Frunzo el ceño. ¿Acaso pretende timarnos? Pero si tiene un castillo entero lleno de oro y riquezas. Si piensa que somos estúpidos, está muy equivocado.

—Ah, no. Lo justo es que dividamos los beneficios a partes iguales a partir de la recuperación de tus gastos invertidos. El príncipe vuelve a medir su mirada conmigo.

—La mitad para mí y luego os repartís el resto entre vosotros —sugiere como contraoferta. Alzo las cejas y repito, vocalizando bien cada palabra:

—Beneficios entre todos a partes iguales una vez que recuperes lo que hayas invertido en darnos subsistencia. No hay más que hablar del asunto. Fastidiado, él resopla.

—Ni que fueras mercader… De acuerdo.

Aunque sé que no lo ha dicho como un halago, no puedo evitar que una ola de orgullo me barra por dentro ante sus palabras. Quizá sí valga para lo que quiero hacer de mi vida, después de todo. Quizá consiga ser una gran comerciante, como lo fue mi padre.

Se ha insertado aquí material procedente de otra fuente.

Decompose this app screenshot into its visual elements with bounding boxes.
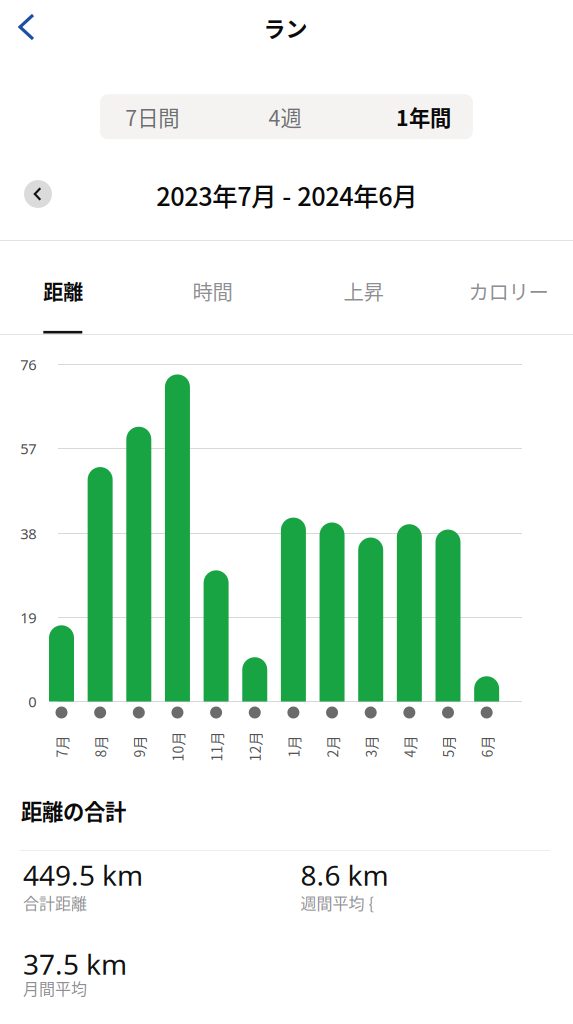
staticText: 距離 — [43, 276, 83, 306]
staticText: 合計距離 — [23, 891, 87, 914]
staticText: 5月 — [437, 736, 459, 757]
staticText: 57 — [20, 439, 36, 458]
button[interactable]: 4週 — [224, 94, 348, 139]
button[interactable]: 距離 — [8, 263, 118, 319]
staticText: 0 — [28, 692, 36, 711]
button[interactable]: 1年間 — [348, 94, 473, 139]
staticText: 距離の合計 — [21, 795, 126, 826]
staticText: ラン — [264, 12, 308, 44]
staticText: 3月 — [360, 736, 382, 757]
staticText: 7月 — [50, 736, 72, 757]
staticText: 19 — [20, 608, 36, 627]
button[interactable]: 7日間 — [100, 94, 224, 139]
staticText: カロリー — [468, 276, 548, 306]
staticText: 4週 — [268, 101, 301, 132]
staticText: 上昇 — [344, 276, 384, 306]
staticText: 9月 — [128, 736, 150, 757]
staticText: 週間平均 { — [300, 891, 374, 914]
staticText: 6月 — [476, 736, 498, 757]
staticText: 38 — [20, 524, 36, 543]
staticText: 1月 — [282, 736, 304, 757]
staticText: 月間平均 — [23, 976, 87, 1000]
staticText: 2月 — [321, 736, 343, 757]
button[interactable]: 上昇 — [308, 263, 418, 319]
staticText: 7日間 — [125, 101, 179, 132]
staticText: 12月 — [240, 736, 270, 757]
staticText: 2023年7月 - 2024年6月 — [156, 177, 417, 213]
staticText: 8.6 km — [300, 856, 388, 894]
staticText: 8月 — [89, 736, 111, 757]
button[interactable]: カロリー — [454, 263, 564, 319]
staticText: 76 — [20, 355, 36, 374]
staticText: 時間 — [192, 276, 232, 306]
button[interactable]: 戻る — [4, 5, 48, 49]
button[interactable]: 前の期間 — [24, 180, 52, 208]
button[interactable]: 時間 — [158, 263, 268, 319]
staticText: 11月 — [201, 736, 231, 757]
staticText: 1年間 — [396, 101, 451, 132]
staticText: 449.5 km — [23, 856, 143, 894]
staticText: 37.5 km — [23, 945, 127, 983]
staticText: 4月 — [398, 736, 420, 757]
staticText: 10月 — [162, 736, 192, 757]
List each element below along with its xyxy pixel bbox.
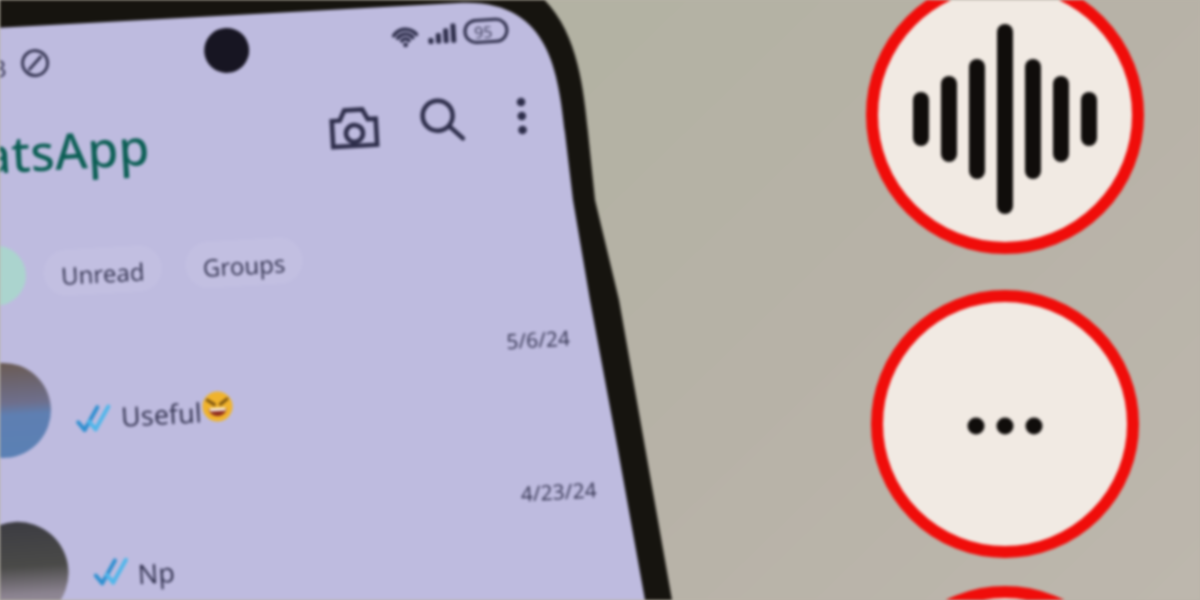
button[interactable]: Voice message options [0, 0, 1200, 600]
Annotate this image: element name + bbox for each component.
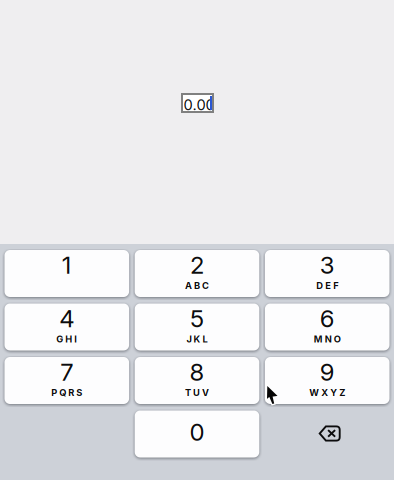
staticText: 9 <box>320 358 335 386</box>
staticText: J K L <box>186 334 208 345</box>
button[interactable]: 5 <box>135 304 259 350</box>
staticText: 6 <box>320 304 335 333</box>
staticText: 3 <box>320 250 335 280</box>
staticText: 4 <box>59 304 74 333</box>
staticText: A B C <box>185 280 209 291</box>
button[interactable]: 3 <box>265 250 390 297</box>
staticText: T U V <box>185 387 209 398</box>
staticText: D E F <box>316 280 338 291</box>
staticText: 8 <box>190 358 204 386</box>
button[interactable]: 9 <box>265 357 390 404</box>
button[interactable]: 6 <box>265 304 390 350</box>
staticText: G H I <box>56 334 77 345</box>
staticText: 0 <box>190 418 204 446</box>
staticText: P Q R S <box>51 387 82 398</box>
staticText: 5 <box>190 304 204 333</box>
staticText: W X Y Z <box>309 387 345 398</box>
button[interactable]: 8 <box>135 357 259 404</box>
button[interactable]: 0 <box>135 410 259 458</box>
button[interactable]: 7 <box>4 357 129 404</box>
button[interactable]: Delete <box>265 410 390 458</box>
staticText: 7 <box>60 358 73 386</box>
button[interactable]: 2 <box>135 250 259 297</box>
staticText: 0.00 <box>184 96 214 114</box>
staticText: 1 <box>62 250 72 280</box>
staticText: M N O <box>314 334 341 345</box>
staticText: 2 <box>190 250 204 280</box>
button[interactable]: 4 <box>4 304 129 350</box>
button[interactable]: 1 <box>4 250 129 297</box>
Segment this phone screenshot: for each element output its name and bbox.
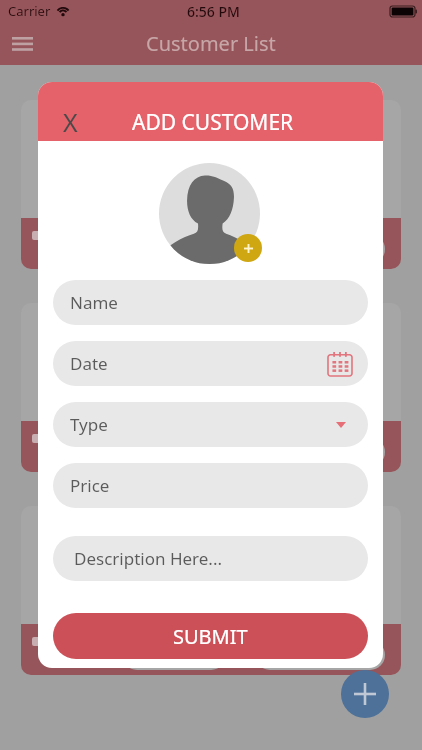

Disimulo, sin dejar que él vea la repentina felicidad que me inunda, y me giro, retomando el paso. Seguro que hay algún poblado cerca donde podamos pasar la noche, en vez de dormir a la intemperie. Además, me gustaría alejarme del pasadizo todo lo que pueda, cuanto antes. Del Remolino en sí.

—Marchando.

Oigo la risa fresca de Konohamaru y sus pasos, que me siguen rápidos. Parece un animalillo dócil y encantado con sus recién adquiridos compañeros, aunque seguramente terminemos dándole dolor de cabeza con nuestras discusiones. Los pasos más pesados del heredero también nos siguen.

—Sólo para que quede claro —farfulla—, no te pongas en plan mandona o la vamos a tener.

No puedo evitar esbozar una sonrisa burlona, aunque ni siquiera me giro para mirarle. Me limito a alzar la voz:

—¡Para que quede claro! Konohamaru y yo mandamos aquí. Y tú simplemente nos sigues. Me hace burla, repitiendo con voz chillona mis palabras, pero ni siquiera soy capaz de molestarme. Parece que, pese a todo, esto podría ser el principio de una gran aventura.